The laboratory of Ashutosh K. Mangalam, Ph.D., studies the role of genetic and environmental factors that contribute to the causes of multiple sclerosis (MS).
MS is a chronic inflammatory disease of the central nervous system that debilitates the lives of more than 1 million people worldwide. MS costs the U.S. economy billions of dollars a year in medical care expenses and indirect expenses, such as lost wages and productivity.
Dr. Mangalam's research utilizes novel humanized transgenic mice to dissect the complex mechanisms of inflammation and demyelination found in MS patients, with a long-term goal of finding more successful treatments that alleviate the complications and perhaps cure multiple sclerosis.

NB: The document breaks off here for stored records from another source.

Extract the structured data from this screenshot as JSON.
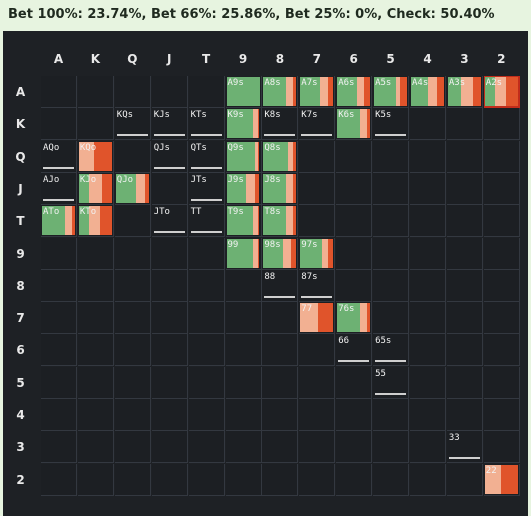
{
  "header": {
    "summary": "Bet 100%: 23.74%, Bet 66%: 25.86%, Bet 25%: 0%, Check: 50.40%"
  },
  "grid": {
    "ranks": [
      "A",
      "K",
      "Q",
      "J",
      "T",
      "9",
      "8",
      "7",
      "6",
      "5",
      "4",
      "3",
      "2"
    ]
  },
  "colors": {
    "bet_100": "#e0542b",
    "bet_66": "#f2b092",
    "check": "#6db173",
    "label": "#f2f2f2",
    "selected": "#c22c1b"
  },
  "hands": [
    {
      "r": 0,
      "c": 5,
      "label": "A9s",
      "mix": [
        0.0,
        0.0,
        1.0
      ]
    },
    {
      "r": 0,
      "c": 6,
      "label": "A8s",
      "mix": [
        0.1,
        0.2,
        0.7
      ]
    },
    {
      "r": 0,
      "c": 7,
      "label": "A7s",
      "mix": [
        0.15,
        0.25,
        0.6
      ]
    },
    {
      "r": 0,
      "c": 8,
      "label": "A6s",
      "mix": [
        0.2,
        0.2,
        0.6
      ]
    },
    {
      "r": 0,
      "c": 9,
      "label": "A5s",
      "mix": [
        0.2,
        0.15,
        0.65
      ]
    },
    {
      "r": 0,
      "c": 10,
      "label": "A4s",
      "mix": [
        0.2,
        0.3,
        0.5
      ]
    },
    {
      "r": 0,
      "c": 11,
      "label": "A3s",
      "mix": [
        0.25,
        0.35,
        0.4
      ]
    },
    {
      "r": 0,
      "c": 12,
      "label": "A2s",
      "mix": [
        0.35,
        0.35,
        0.3
      ],
      "selected": true
    },
    {
      "r": 1,
      "c": 2,
      "label": "KQs",
      "mix": [
        0,
        0,
        0
      ]
    },
    {
      "r": 1,
      "c": 3,
      "label": "KJs",
      "mix": [
        0,
        0,
        0
      ]
    },
    {
      "r": 1,
      "c": 4,
      "label": "KTs",
      "mix": [
        0,
        0,
        0
      ]
    },
    {
      "r": 1,
      "c": 5,
      "label": "K9s",
      "mix": [
        0.05,
        0.15,
        0.8
      ]
    },
    {
      "r": 1,
      "c": 6,
      "label": "K8s",
      "mix": [
        0,
        0,
        0
      ]
    },
    {
      "r": 1,
      "c": 7,
      "label": "K7s",
      "mix": [
        0,
        0,
        0
      ]
    },
    {
      "r": 1,
      "c": 8,
      "label": "K6s",
      "mix": [
        0.1,
        0.2,
        0.7
      ]
    },
    {
      "r": 1,
      "c": 9,
      "label": "K5s",
      "mix": [
        0,
        0,
        0
      ]
    },
    {
      "r": 2,
      "c": 0,
      "label": "AQo",
      "mix": [
        0,
        0,
        0
      ]
    },
    {
      "r": 2,
      "c": 1,
      "label": "KQo",
      "mix": [
        0.55,
        0.45,
        0
      ]
    },
    {
      "r": 2,
      "c": 3,
      "label": "QJs",
      "mix": [
        0,
        0,
        0
      ]
    },
    {
      "r": 2,
      "c": 4,
      "label": "QTs",
      "mix": [
        0,
        0,
        0
      ]
    },
    {
      "r": 2,
      "c": 5,
      "label": "Q9s",
      "mix": [
        0.05,
        0.1,
        0.85
      ]
    },
    {
      "r": 2,
      "c": 6,
      "label": "Q8s",
      "mix": [
        0.1,
        0.15,
        0.75
      ]
    },
    {
      "r": 3,
      "c": 0,
      "label": "AJo",
      "mix": [
        0,
        0,
        0
      ]
    },
    {
      "r": 3,
      "c": 1,
      "label": "KJo",
      "mix": [
        0.3,
        0.4,
        0.3
      ]
    },
    {
      "r": 3,
      "c": 2,
      "label": "QJo",
      "mix": [
        0.1,
        0.3,
        0.6
      ]
    },
    {
      "r": 3,
      "c": 4,
      "label": "JTs",
      "mix": [
        0,
        0,
        0
      ]
    },
    {
      "r": 3,
      "c": 5,
      "label": "J9s",
      "mix": [
        0.15,
        0.25,
        0.6
      ]
    },
    {
      "r": 3,
      "c": 6,
      "label": "J8s",
      "mix": [
        0.1,
        0.2,
        0.7
      ]
    },
    {
      "r": 4,
      "c": 0,
      "label": "ATo",
      "mix": [
        0.1,
        0.2,
        0.7
      ]
    },
    {
      "r": 4,
      "c": 1,
      "label": "KTo",
      "mix": [
        0.35,
        0.35,
        0.3
      ]
    },
    {
      "r": 4,
      "c": 3,
      "label": "JTo",
      "mix": [
        0,
        0,
        0
      ]
    },
    {
      "r": 4,
      "c": 4,
      "label": "TT",
      "mix": [
        0,
        0,
        0
      ]
    },
    {
      "r": 4,
      "c": 5,
      "label": "T9s",
      "mix": [
        0.05,
        0.15,
        0.8
      ]
    },
    {
      "r": 4,
      "c": 6,
      "label": "T8s",
      "mix": [
        0.1,
        0.2,
        0.7
      ]
    },
    {
      "r": 5,
      "c": 5,
      "label": "99",
      "mix": [
        0.05,
        0.15,
        0.8
      ]
    },
    {
      "r": 5,
      "c": 6,
      "label": "98s",
      "mix": [
        0.15,
        0.25,
        0.6
      ]
    },
    {
      "r": 5,
      "c": 7,
      "label": "97s",
      "mix": [
        0.15,
        0.2,
        0.65
      ]
    },
    {
      "r": 6,
      "c": 6,
      "label": "88",
      "mix": [
        0,
        0,
        0
      ]
    },
    {
      "r": 6,
      "c": 7,
      "label": "87s",
      "mix": [
        0,
        0,
        0
      ]
    },
    {
      "r": 7,
      "c": 7,
      "label": "77",
      "mix": [
        0.45,
        0.55,
        0
      ]
    },
    {
      "r": 7,
      "c": 8,
      "label": "76s",
      "mix": [
        0.1,
        0.2,
        0.7
      ]
    },
    {
      "r": 8,
      "c": 8,
      "label": "66",
      "mix": [
        0,
        0,
        0
      ]
    },
    {
      "r": 8,
      "c": 9,
      "label": "65s",
      "mix": [
        0,
        0,
        0
      ]
    },
    {
      "r": 9,
      "c": 9,
      "label": "55",
      "mix": [
        0,
        0,
        0
      ]
    },
    {
      "r": 11,
      "c": 11,
      "label": "33",
      "mix": [
        0,
        0,
        0
      ]
    },
    {
      "r": 12,
      "c": 12,
      "label": "22",
      "mix": [
        0.5,
        0.5,
        0
      ]
    }
  ],
  "underline_cells": [
    [
      1,
      2
    ],
    [
      1,
      3
    ],
    [
      1,
      4
    ],
    [
      1,
      6
    ],
    [
      1,
      7
    ],
    [
      1,
      9
    ],
    [
      2,
      0
    ],
    [
      2,
      3
    ],
    [
      2,
      4
    ],
    [
      3,
      0
    ],
    [
      3,
      4
    ],
    [
      4,
      3
    ],
    [
      4,
      4
    ],
    [
      6,
      6
    ],
    [
      6,
      7
    ],
    [
      8,
      8
    ],
    [
      8,
      9
    ],
    [
      9,
      9
    ],
    [
      11,
      11
    ]
  ]
}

The lab has four major research interests:
- Understanding the role of CD8 T lymphocytes in the immunopathogenesis of MS
- Determining how genetic (HLA) and environmental factors, such as Epstein-Barr virus (EBV), smoking and vitamin D, predispose or protect an individual from developing MS
- Understanding the role of gut microbiota in MS
- Translating their results to develop novel therapeutic agents to treat MS
- Role of CD8 T cells in the disease process of inflammation and demyelination. Patients with MS have an increased number of CD8 T cells circulating in their blood, but the exact role of CD8 T cells in MS is not well understood. Dr. Mangalam and his team have recently shown that CD8+ T cells play both regulatory and pathogenic roles in their mouse model. Ongoing projects in this area include:
- Understanding how some regulatory CD8 T cells protect from disease development
- Understanding how other CD8 T cells can cause pathology in the central nervous system
- Integrating environmental and genetic risk factors in MS. Environmental factors, such as EBV, smoking and vitamin D, play important roles in the development of MS. The HLA transgenic mouse model used by Dr. Mangalam provides a novel and innovative tool to understand the interactions between genetic and environmental factors involved in inflammatory and demyelinating diseases such as MS. Ongoing projects in this area include:
- Understanding the mechanism by which a specific genetic risk factor (HLA-DR2) influences how environmental factors (EBV or smoking) affect the initiation, development and progression of MS
- Investigating the immune-modulatory role of vitamin D in an MS-susceptible mouse strain (HLA class II transgenic model)
- Human gut microbiota and MS. A healthy human gut harbors a large number of bacteria (100 trillion) that play an important role in host nutrition and development of the immune system. Alteration in microbiota composition is associated with various inflammatory and autoimmune diseases. Dr. Mangalam and his team want to know how gut bacteria influence how MS develops, asking questions such as:
- How does the fecal microbiome differ in MS patients and healthy controls?
- Can probiotic therapies prevent or alleviate the onset of MS?
- Are there correlations in the differences of the gastrointestinal microbial composition and immune system function that determine the onset of MS?
- Are MHC genes that are responsible for modulation of the immune system also responsible for regulating the composition of intestinal microbiota?
- Human commensal as a novel therapeutic agent for treating MS. In their constant search for new MS treatments, Dr. Mangalam and his colleagues have identified a new strain of human commensal organisms that appears to have potent systemic immunomodulatory effects. Preliminary data in mice suggest that giving this commensal as therapy reverses the neurologic signs of demyelination. Major ongoing projects in this area include:
- Preclinical testing of human commensal in an animal model for therapeutic efficacy
- Understanding the mechanism by which common human commensal can provide systemic immunomodulation in the context of a severe demyelinating disease
Significance to patient care
The research in Dr. Mangalam's lab will help in identifying genetic and environmental factors that predispose individuals to develop MS. Their work on CD8 T cells will help in the identification of good and bad CD8 T cells in MS patients, and a better understanding of these subsets could aid in designing novel therapies for MS patients.
Dr. Mangalam's gut microbiota analysis will help in understanding if disturbance in gut microbiota can be used as a predictive marker of MS and if its reorganization can be used as a novel therapeutic option.
Preclinical testing of their human commensal is ongoing. If successful, it can be easily translated to the clinic as a new adjunct treatment option for MS.